これは、国家間というよりも、人と人、男と女の問題である。
「お父様! 私はアーノルドさまのところへ嫁ぎたいと思います! どうか、お許しを――!」
と、ゲーレン国王の執務室で可憐ながら意志のこもった声が響いた。
「ステファニー――、そんなことを唐突に言われても、アーノルド王子にも事情というものが――」
と、ゲーレン王が弱り切った顔で言う。
ゲーレン王はまだ若く、年齢は40歳にも満たない。先王が数年前に他界したため、一人しかいなかった王位継承者であるゲーレンが王位を継承したのだ。

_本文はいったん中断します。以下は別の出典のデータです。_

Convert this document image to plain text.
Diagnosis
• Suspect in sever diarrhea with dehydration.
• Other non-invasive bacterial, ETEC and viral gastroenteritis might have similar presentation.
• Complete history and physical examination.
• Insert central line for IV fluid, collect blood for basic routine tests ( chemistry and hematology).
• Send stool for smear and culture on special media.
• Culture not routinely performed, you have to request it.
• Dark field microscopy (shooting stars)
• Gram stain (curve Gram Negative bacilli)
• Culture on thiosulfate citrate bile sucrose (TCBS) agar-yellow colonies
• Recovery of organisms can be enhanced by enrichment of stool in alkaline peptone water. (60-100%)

「――それにそなたはまだ、16ではないか。さすがに婚姻にはまだ早いだろう?」
「年齢は関係ありません! 私はもう決めたのです! アーノルドさまの元でなければどこにも私は嫁ぎません!」
「どうしてそこまで、アーノルド王子に固執するのだ。確かに彼は将来有望な若者だ。次期国王になるかもとも言われるほどの人物でもある。私も彼の聡明さ、誠実さには一目置いている。此度の鉱脈の権利問題にしても、実に現実的で建設的な提言であった。ゆえに私も合意したのだ――」
「お父様がそこまでお認めであるなら、何も問題はないではないですか!」
「いや、それはそうなのだが――。それで彼はそのことをどう言っているのだ?」
「それは――」
「――ステファニー、もしかして彼の気持ちを聞いておらんのか?」
「――あ、アーノルドさまの気持ちなんて、恥ずかしくて聞けませんわ。でも、私がお慕いしているのは間違いありませんから、私はアーノルドさまでないと嫌なのです!」
「――つまり、彼がお前を愛していなくとも構わないと、そういうのだな?」
「古来――! 貴族家王家の婚姻は政略によるものが主流です。私がキュエリーズ王家に嫁げば、キュエリーズとレクスアースは姻戚関係となります。両国のこれからの繁栄にとっては大きな布石となります!」
「――確かにそれはそうだ。だが、もう時代は変わりつつある。私もお前の母も、出来れば愛され慈しんでもらえる場所で生きて欲しいとそう願っているのだ。もうしばらく、ゆっくり考えてからでも遅くはないだろう?」
「――でしたら、アーノルドさまがわたくしのことを好いてくれたら問題ないということですわね?」
「――う、うむ。まあ、それが第一条件と――」
「分かりました、それではわたくしはやるべきことがありますのでここで失礼いたします――」
おい、ステファニー、と声を掛けるゲーレン王に背を向けたまま、ステファニー王女はそのまま扉を開けて部屋を出て行ってしまった。
今回の事件は、このやり取りの直後に起きることになり、アーノルド王子は、予定していた日に帰路に付けなくなってしまうのだった。